Realisme sosialis –dan sastra
lain yang berbau politis dan memihak—kemudian sering direduksi sedemikian rupa
sehingga tidak lagi dipandang sebagai gagasan kreativitas yang humanis. Hal ini
tidak terjadi di Eropa saja melainkan di Indonesiadimana para seniman realisme
sosialis seperti Pramudya Ananta Toer dkk memang pernah terkait dengan Partai
Komunis Indonesia (PKI) yang punya masalah historis. Agar reduksi yang menjerus
pada sikap subyektifisme/sentimen berlebihan ini bisa jernih maka perlulah
kiranya di telaah lebih mendasar dan ilmiah tanpa perlu berprasangka buruk
terhadap aliran ini.
Akar filosofis
Seperti halnya ajaran
pemikiran lain, aliran realisme ini mempunyai persoalan historis dalam konsepsi
dasarnya. Ia menjadi antitesis dari paham idealisme yang hanya cukup
mendasarkan diri pada persoalan idea. Dalam tataran filosofis, Obyek yang di
pandang paham idealisme hanya ada dalam akal budi maka sebaliknya kaum realis
berpandangan bahwa obyek presepsi inderawi dan pengertian sungguh-sungguh ada
ada terlepas dari indra dan budi yang menangkapnya.
Alasan yang paling menonjol
dalam hal ini adalah bahwasanya obyek itu dapat diselidiki, dianalisis, dipelajari
lewat ilmu, dan ditemukan hakikatnya lewat filsafat. Secara bahasa realis ini
bertitik tolak dari kata latin yang mempunyai arti sungguh-sungguh, nyata benar
adanya. Sebagai aliran etis realisme ini mengakui adanya faktor etis yang
dialami, entah itu berkaitan dengan hidup, perilaku, dan perbuatan konkret,
terlepas dari indra dan budi yang mengerti. (A. Mangunhardjana,1997).
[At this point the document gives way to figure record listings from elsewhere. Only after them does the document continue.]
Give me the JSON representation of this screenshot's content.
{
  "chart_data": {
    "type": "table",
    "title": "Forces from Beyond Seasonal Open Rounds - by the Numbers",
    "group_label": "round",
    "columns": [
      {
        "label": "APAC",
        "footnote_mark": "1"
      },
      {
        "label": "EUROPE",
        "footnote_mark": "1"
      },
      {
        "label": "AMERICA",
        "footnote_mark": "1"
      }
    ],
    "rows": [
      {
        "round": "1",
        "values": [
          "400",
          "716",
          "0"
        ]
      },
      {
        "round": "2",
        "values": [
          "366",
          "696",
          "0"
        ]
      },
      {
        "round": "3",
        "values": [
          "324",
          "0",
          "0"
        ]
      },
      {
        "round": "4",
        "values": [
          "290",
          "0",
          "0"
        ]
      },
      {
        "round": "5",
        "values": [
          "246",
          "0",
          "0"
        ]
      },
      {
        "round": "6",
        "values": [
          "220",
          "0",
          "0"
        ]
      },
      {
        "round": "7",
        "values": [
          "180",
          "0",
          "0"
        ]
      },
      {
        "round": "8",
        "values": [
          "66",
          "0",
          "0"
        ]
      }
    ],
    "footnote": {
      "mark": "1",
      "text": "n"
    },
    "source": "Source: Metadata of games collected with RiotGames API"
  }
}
Selaras dengan pendirianya
tentang yang ada, dalam prinsip etis dan mengejar cita-cita etis, realisme
menyesuaikan dengan hidup nyata. Artinya ia menolak paham yang hanya berpegang
pada prinsip etis dengan alasan tidak mungkin dilaksanakan (tidak realistis)
Dalam setiap melaksanakan prinsip dan cita-cita etisnya paham ini selalu
memperhitungkan semua faktor; situasi, kondisi, keadaan, ideologi, politik,
ekonomi, sosial, budaya dan orang-orang yang terlibat.
Kalau kita tengok lebih jauh
pada dasarnya kemunculan aliran ini bukan berdiri sendiri. Ia terkait dengan
konsepsi dasar filosofis materialisme dialektik dan materialisme historis
(marxisme) yang digagas oleh Karl Marx dan Fedrik Engels. Walaupun orang
seperti Pramudya mengaku tidak pernah belajar Marxis, namun berbagai karya
sastra baik dalam bentuk novel, cerpen maupun romannya membuktikan keterkaitan
tersebut. Apa sebenarnya dasar filosofi Marxis yang mempengaruhi sastra ini?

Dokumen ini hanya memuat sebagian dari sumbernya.